You have been asked to assess the post-operative condition of a 65 year old man who has been surgically treated for carcinoma of the tongue. Since the tumor was in its early stages, the surgeon has performed a left-sided hemiglossectomy with block dissection of the left neck. In this operation all posterior triangle lymph nodes were removed, along with other structures. The patient was recovering well and was able to move.

Questions to consider:
  1. Which important nerve is likely to be injured in posterior neck triangle operations? How would you test for its integrity post-operatively?

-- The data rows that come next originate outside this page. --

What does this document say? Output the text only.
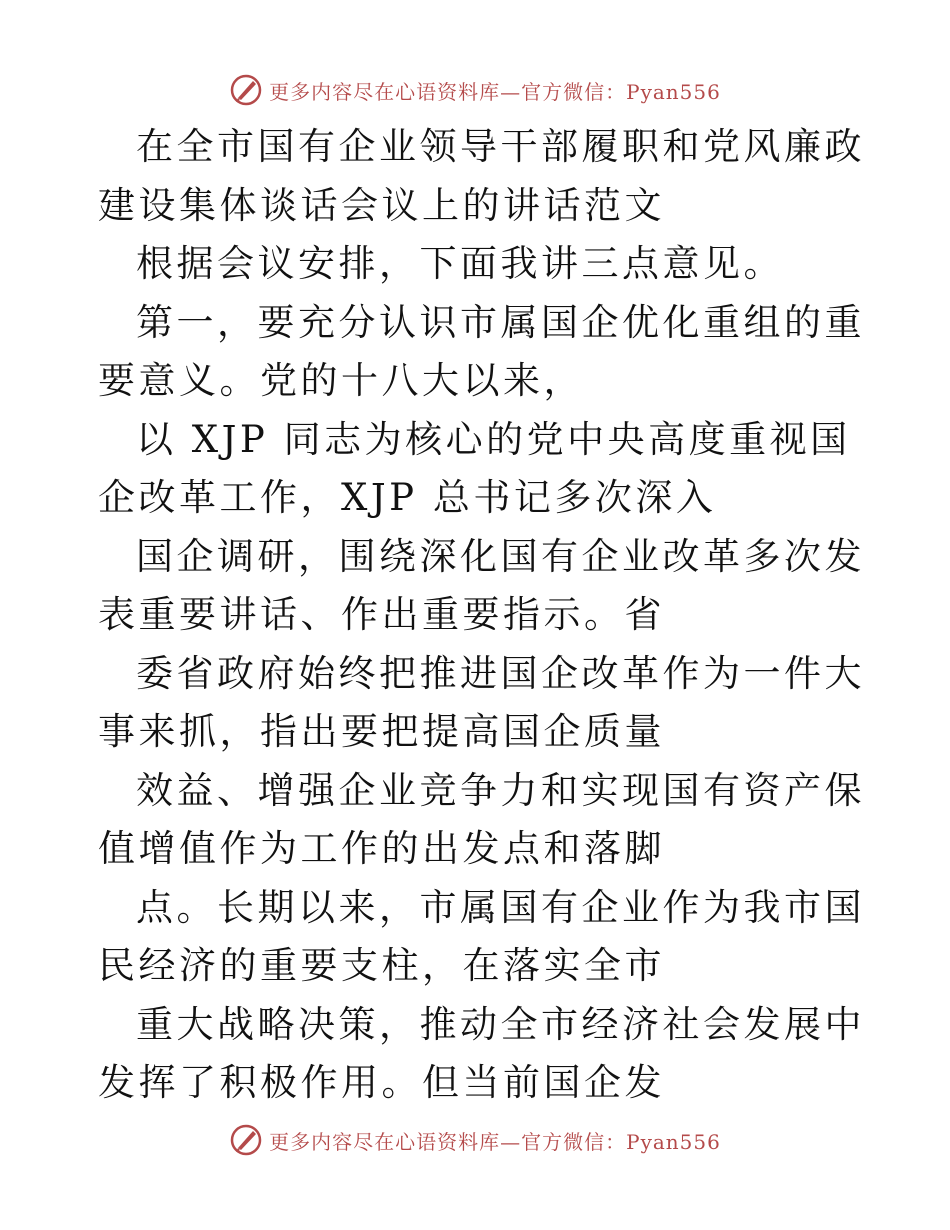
更多内容尽在心语资料库—官方微信：Pyan556

在全市国有企业领导干部履职和党风廉政建设集体谈话会议上的讲话范文

根据会议安排，下面我讲三点意见。

第一，要充分认识市属国企优化重组的重要意义。党的十八大以来，

以 XJP 同志为核心的党中央高度重视国企改革工作，XJP 总书记多次深入

国企调研，围绕深化国有企业改革多次发表重要讲话、作出重要指示。省

委省政府始终把推进国企改革作为一件大事来抓，指出要把提高国企质量

效益、增强企业竞争力和实现国有资产保值增值作为工作的出发点和落脚

点。长期以来，市属国有企业作为我市国民经济的重要支柱，在落实全市

重大战略决策，推动全市经济社会发展中发挥了积极作用。但当前国企发

更多内容尽在心语资料库—官方微信：Pyan556
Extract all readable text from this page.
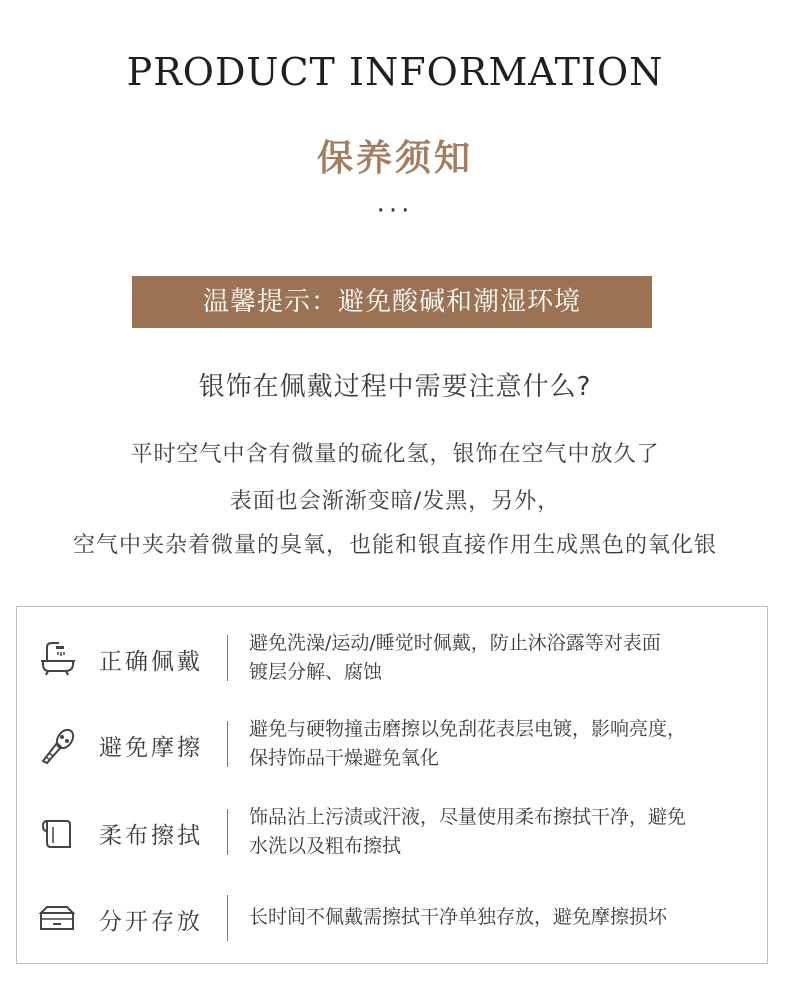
PRODUCT INFORMATION
保养须知
···
温馨提示：避免酸碱和潮湿环境
银饰在佩戴过程中需要注意什么?
平时空气中含有微量的硫化氢，银饰在空气中放久了
表面也会渐渐变暗/发黑，另外，
空气中夹杂着微量的臭氧，也能和银直接作用生成黑色的氧化银
正确佩戴
避免洗澡/运动/睡觉时佩戴，防止沐浴露等对表面
镀层分解、腐蚀
避免摩擦
避免与硬物撞击磨擦以免刮花表层电镀，影响亮度，
保持饰品干燥避免氧化
柔布擦拭
饰品沾上污渍或汗液，尽量使用柔布擦拭干净，避免
水洗以及粗布擦拭
分开存放 长时间不佩戴需擦拭干净单独存放，避免摩擦损坏
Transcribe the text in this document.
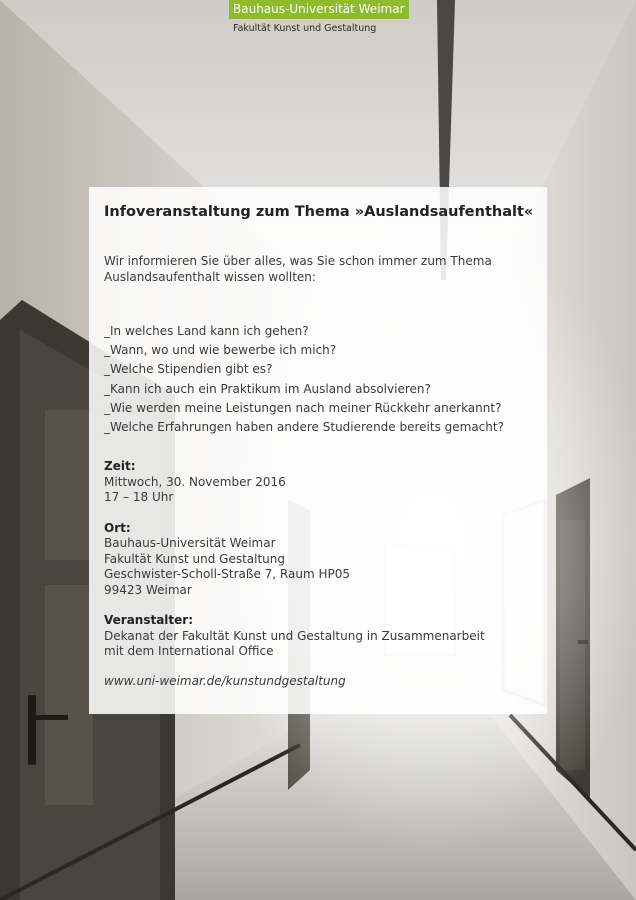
Bauhaus-Universität Weimar
Fakultät Kunst und Gestaltung
Infoveranstaltung zum Thema »Auslandsaufenthalt«

Wir informieren Sie über alles, was Sie schon immer zum Thema Auslandsaufenthalt wissen wollten:

_In welches Land kann ich gehen?
_Wann, wo und wie bewerbe ich mich?
_Welche Stipendien gibt es?
_Kann ich auch ein Praktikum im Ausland absolvieren?
_Wie werden meine Leistungen nach meiner Rückkehr anerkannt?
_Welche Erfahrungen haben andere Studierende bereits gemacht?
Zeit:
Mittwoch, 30. November 2016
17 – 18 Uhr
Ort:
Bauhaus-Universität Weimar
Fakultät Kunst und Gestaltung
Geschwister-Scholl-Straße 7, Raum HP05
99423 Weimar
Veranstalter:
Dekanat der Fakultät Kunst und Gestaltung in Zusammenarbeit
mit dem International Office
www.uni-weimar.de/kunstundgestaltung
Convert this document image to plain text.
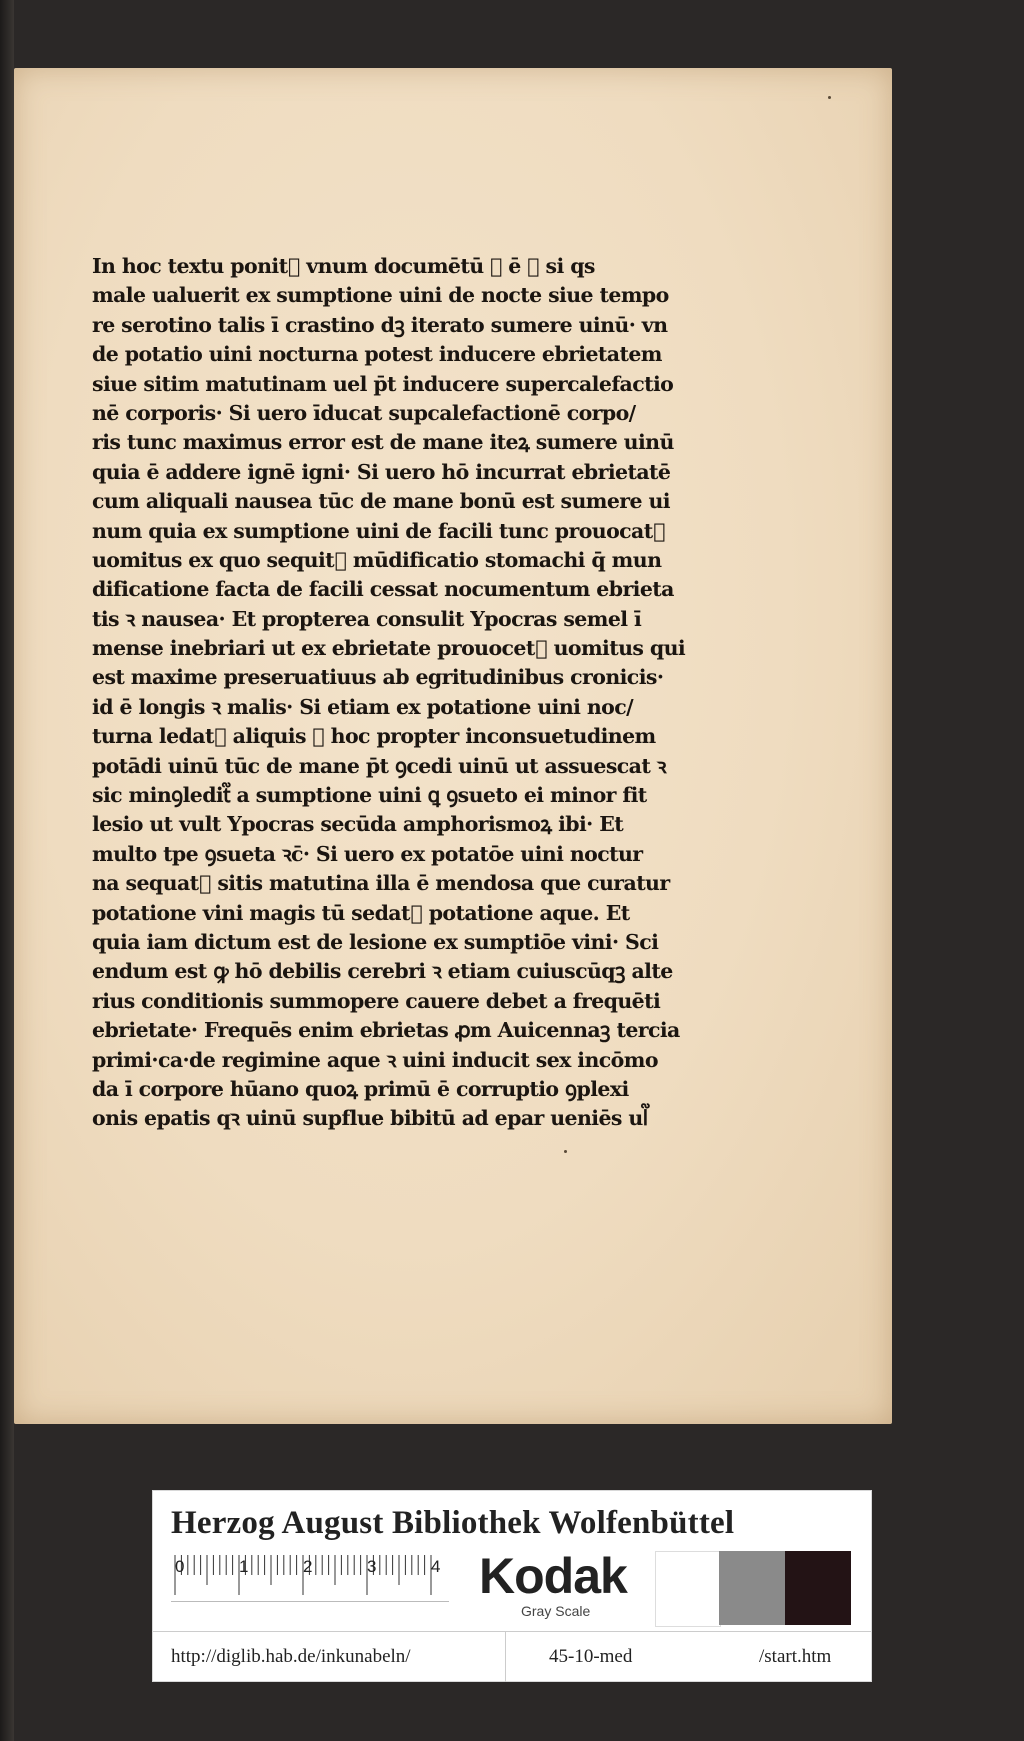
In hoc textu ponit᷑ vnum documētū ꝛ ē ꝙ si qs
male ualuerit ex sumptione uini de nocte siue tempo
re serotino talis ī crastino dꝫ iterato sumere uinū· vn
de potatio uini nocturna potest inducere ebrietatem
siue sitim matutinam uel p̄t inducere supercalefactio
nē corporis· Si uero īducat supcalefactionē corpo/
ris tunc maximus error est de mane iteꝝ sumere uinū
quia ē addere ignē igni· Si uero hō incurrat ebrietatē
cum aliquali nausea tūc de mane bonū est sumere ui
num quia ex sumptione uini de facili tunc prouocat᷑
uomitus ex quo sequit᷑ mūdificatio stomachi q̄ mun
dificatione facta de facili cessat nocumentum ebrieta
tis ꝛ nausea· Et propterea consulit Ypocras semel ī
mense inebriari ut ex ebrietate prouocet᷑ uomitus qui
est maxime preseruatiuus ab egritudinibus cronicis·
id ē longis ꝛ malis· Si etiam ex potatione uini noc/
turna ledat᷑ aliquis ꝛ hoc propter inconsuetudinem
potādi uinū tūc de mane p̄t ꝯcedi uinū ut assuescat ꝛ
sic minꝯledit᷑ a sumptione uini ꝗ ꝯsueto ei minor fit
lesio ut vult Ypocras secūda amphorismoꝝ ibi· Et
multo tpe ꝯsueta ꝛc̄· Si uero ex potatōe uini noctur
na sequat᷑ sitis matutina illa ē mendosa que curatur
potatione vini magis tū sedat᷑ potatione aque. Et
quia iam dictum est de lesione ex sumptiōe vini· Sci
endum est ꝙ hō debilis cerebri ꝛ etiam cuiuscūqꝫ alte
rius conditionis summopere cauere debet a frequēti
ebrietate· Frequēs enim ebrietas ꝓm Auicennaꝫ tercia
primi·ca·de regimine aque ꝛ uini inducit sex incōmo
da ī corpore hūano quoꝝ primū ē corruptio ꝯplexi
onis epatis qꝛ uinū supflue bibitū ad epar ueniēs ul᷑
Herzog August Bibliothek Wolfenbüttel
0	1	2	3	4 Kodak
Gray Scale
http://diglib.hab.de/inkunabeln/	45-10-med	/start.htm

    The accessory nerve (XI) is likely to be injured in such an operation. Its injury in the posterior triangle will cause paralysis of the trapezius muscle. The usual clinical test for assessing the integrity of the nerve is by asking the patient to shrug his/her shoulder.
  2. What other structures are important to consider in such operations?
    Upper and middle trunks of the brachial plexus; third part of the subclavian artery and suprascapular nerve and artery, and branches of the cervical plexus.
  3. What groups of lymph nodes might the surgeon remove from the posterior triangle?
    Supraclavicular lymph nodes are relatively important, (they are part of the deep cervical lymph nodes); other less important nodes are the occipital situated at the apex of the triangle.